Robards plays Cheyenne, one badass sonofabitch, and he’s referring
to an unnamed, even badder ass sonofabitch—who, appropriately
enough, is played by Charles Bronson. 1968’s Once Upon a Time in the
West isn’t Sergio Leone’s most famous film, most likely ’cause it
doesn’t star Clint Eastwood, but it’s a hell of a picture, with all of
the tough, melodramatic hallmarks of Leone’s great spaghetti westerns,
with a style that makes much of his other work look lesser in
comparison. But while West also features a great villain (Henry
Fonda) and a story by the dream team of Leone, Bernardo Bertolucci, and
Dario Argento, it’s being highlighted this week in the Northwest Film
Center’s Reel Music film festival for an entirely different reason:
Ennio Morricone’s music.
Also featured is what might be Leone’s most famous film, 1966’s
The Good, the Bad, and the Ugly, which does star Eastwood
(along with Eli Wallach and Lee Van Cleef), and also boasts an amazing
score from Morricone.
Which brings us back to that harmonica: In West, Bronson’s
plaintive harmonica is as much a character as any of the film’s
flesh-and-blood subjects. Which makes sense, really: It’s pretty much
impossible to think of a director/composer collaboration more
distinctive and natural than that of Leone and Morricone, who made six
films together. One can’t see Leone’s sun-baked images without hearing
Morricone’s stunning music, and one can’t hear Morricone’s distinctive
scores without thinking of Bronson or Eastwood, squinting their eyes
before sending bullets right where they need to go.

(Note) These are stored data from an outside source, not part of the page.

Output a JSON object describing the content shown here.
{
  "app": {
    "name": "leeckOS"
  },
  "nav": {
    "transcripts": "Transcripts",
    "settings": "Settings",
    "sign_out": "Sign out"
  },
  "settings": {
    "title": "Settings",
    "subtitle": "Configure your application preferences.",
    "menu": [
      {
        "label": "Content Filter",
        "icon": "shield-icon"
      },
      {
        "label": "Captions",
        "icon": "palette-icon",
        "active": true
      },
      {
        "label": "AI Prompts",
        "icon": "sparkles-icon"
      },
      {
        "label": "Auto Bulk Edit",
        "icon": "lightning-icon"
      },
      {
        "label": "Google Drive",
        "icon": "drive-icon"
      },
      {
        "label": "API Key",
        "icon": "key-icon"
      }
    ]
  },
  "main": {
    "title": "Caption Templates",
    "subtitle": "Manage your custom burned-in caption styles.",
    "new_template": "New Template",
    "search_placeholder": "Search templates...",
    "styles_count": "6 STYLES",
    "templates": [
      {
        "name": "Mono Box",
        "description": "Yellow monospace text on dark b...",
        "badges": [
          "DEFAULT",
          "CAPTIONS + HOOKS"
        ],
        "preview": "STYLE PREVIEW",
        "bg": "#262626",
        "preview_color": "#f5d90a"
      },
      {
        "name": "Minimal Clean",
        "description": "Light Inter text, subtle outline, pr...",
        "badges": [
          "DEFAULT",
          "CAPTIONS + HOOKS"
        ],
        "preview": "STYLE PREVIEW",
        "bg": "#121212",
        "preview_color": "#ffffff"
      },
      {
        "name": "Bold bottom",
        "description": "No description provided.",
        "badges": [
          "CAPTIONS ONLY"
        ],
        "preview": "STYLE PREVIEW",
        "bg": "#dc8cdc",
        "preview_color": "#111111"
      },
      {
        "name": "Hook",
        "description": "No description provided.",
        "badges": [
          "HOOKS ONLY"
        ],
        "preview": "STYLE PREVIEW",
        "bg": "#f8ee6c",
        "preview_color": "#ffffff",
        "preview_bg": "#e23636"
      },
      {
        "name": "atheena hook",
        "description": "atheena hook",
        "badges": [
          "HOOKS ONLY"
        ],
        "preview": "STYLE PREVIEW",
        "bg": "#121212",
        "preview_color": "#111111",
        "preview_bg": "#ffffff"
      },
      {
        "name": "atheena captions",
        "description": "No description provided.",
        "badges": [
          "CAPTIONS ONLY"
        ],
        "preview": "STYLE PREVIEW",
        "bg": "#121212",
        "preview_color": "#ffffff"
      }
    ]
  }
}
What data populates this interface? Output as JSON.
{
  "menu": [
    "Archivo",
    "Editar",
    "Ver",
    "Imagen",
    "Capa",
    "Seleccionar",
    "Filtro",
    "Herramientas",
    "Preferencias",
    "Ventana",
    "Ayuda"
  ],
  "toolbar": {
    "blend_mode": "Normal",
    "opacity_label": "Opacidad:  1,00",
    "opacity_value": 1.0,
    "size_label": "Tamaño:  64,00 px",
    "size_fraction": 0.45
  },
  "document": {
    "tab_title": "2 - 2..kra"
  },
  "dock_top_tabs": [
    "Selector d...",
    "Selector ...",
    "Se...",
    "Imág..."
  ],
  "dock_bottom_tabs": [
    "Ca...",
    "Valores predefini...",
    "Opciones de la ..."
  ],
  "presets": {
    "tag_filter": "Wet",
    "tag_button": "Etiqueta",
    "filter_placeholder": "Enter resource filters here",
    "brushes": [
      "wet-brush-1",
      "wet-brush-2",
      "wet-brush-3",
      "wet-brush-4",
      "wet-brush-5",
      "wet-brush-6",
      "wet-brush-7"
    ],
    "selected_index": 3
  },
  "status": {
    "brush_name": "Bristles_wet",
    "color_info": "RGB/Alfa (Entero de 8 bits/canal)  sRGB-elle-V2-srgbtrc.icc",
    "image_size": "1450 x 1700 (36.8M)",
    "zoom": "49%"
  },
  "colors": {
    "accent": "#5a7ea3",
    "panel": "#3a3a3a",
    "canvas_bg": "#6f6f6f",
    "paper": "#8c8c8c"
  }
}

Crammed with lost treasure, grim heroes, smokin’ hot whores, and the
comforting sight of henchmen’s bodies tumbling from rooftops,
West and The Good, the Bad, and the Ugly aren’t just two
of the coolest movies ever made—they’re also some of the best
examples of exactly how gripping, fun, and impressive film can be when
sounds and images perfectly combine.